Let’s talk about college rankings. Start by listening to Malcolm Gladwell’s podcast, “Lord of the Rankings” and its sequel, “Project Dillard.” I learned about the ranking methodology USNews uses while studying independent educational consulting at UC Irvine (it’s also posted on usnews.com): 20% of the ranking is based upon a peer assessment survey of academic “reputation”; 22% on retention and graduation; 7% on the percent of faculty with terminal degrees.
The peer assessment means the president of College X gives a rating to its peer institution, College Y, based on what they assume about that college’s quality, even if they’ve never attended, taught at, or set foot on the campus. Retention and graduation rates can be tied to the socioeconomic status of the admitted students. And earning a terminal degree, oftentimes a doctorate, is not equivalent to being a great teacher; in fact, most PhDs are earned through research, not because of excellent teaching.

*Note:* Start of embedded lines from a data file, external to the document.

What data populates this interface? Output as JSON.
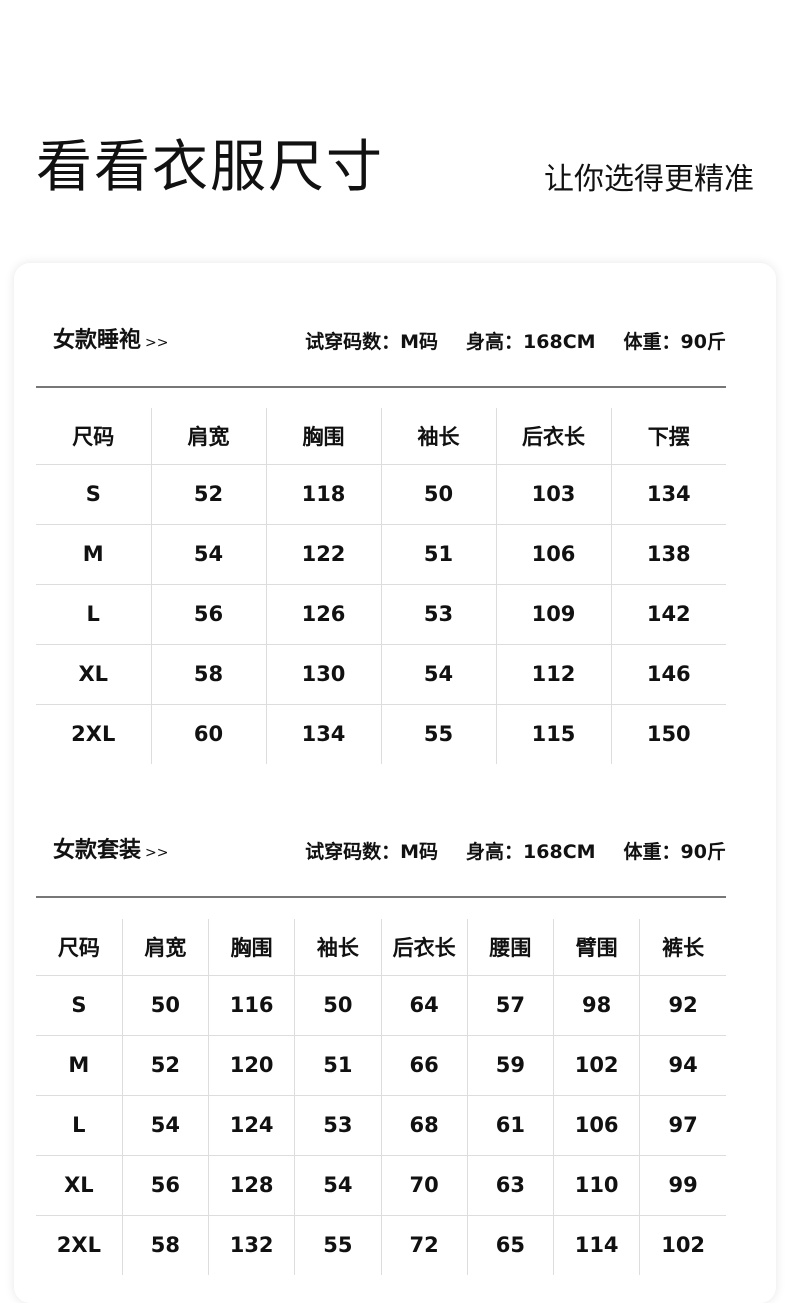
{
  "header": {
    "title": "看看衣服尺寸",
    "subtitle": "让你选得更精准"
  },
  "sections": [
    {
      "name": "女款睡袍",
      "arrow": ">>",
      "try_size": "试穿码数：M码",
      "height": "身高：168CM",
      "weight": "体重：90斤",
      "columns": [
        "尺码",
        "肩宽",
        "胸围",
        "袖长",
        "后衣长",
        "下摆"
      ],
      "rows": [
        [
          "S",
          "52",
          "118",
          "50",
          "103",
          "134"
        ],
        [
          "M",
          "54",
          "122",
          "51",
          "106",
          "138"
        ],
        [
          "L",
          "56",
          "126",
          "53",
          "109",
          "142"
        ],
        [
          "XL",
          "58",
          "130",
          "54",
          "112",
          "146"
        ],
        [
          "2XL",
          "60",
          "134",
          "55",
          "115",
          "150"
        ]
      ]
    },
    {
      "name": "女款套装",
      "arrow": ">>",
      "try_size": "试穿码数：M码",
      "height": "身高：168CM",
      "weight": "体重：90斤",
      "columns": [
        "尺码",
        "肩宽",
        "胸围",
        "袖长",
        "后衣长",
        "腰围",
        "臂围",
        "裤长"
      ],
      "rows": [
        [
          "S",
          "50",
          "116",
          "50",
          "64",
          "57",
          "98",
          "92"
        ],
        [
          "M",
          "52",
          "120",
          "51",
          "66",
          "59",
          "102",
          "94"
        ],
        [
          "L",
          "54",
          "124",
          "53",
          "68",
          "61",
          "106",
          "97"
        ],
        [
          "XL",
          "56",
          "128",
          "54",
          "70",
          "63",
          "110",
          "99"
        ],
        [
          "2XL",
          "58",
          "132",
          "55",
          "72",
          "65",
          "114",
          "102"
        ]
      ]
    }
  ]
}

That’s the methodology of the rankings that have an outsized influence on American students and their parents. But beyond the methodology, the concept of ranking is flawed. Consumer Reports doesn’t rank a toaster against a washing machine. Is rare sirloin steak the best dinner? Not for a vegetarian. You get the idea. Princeton cannot be the best college for every student. It’s preposterous to have a linear list of bests.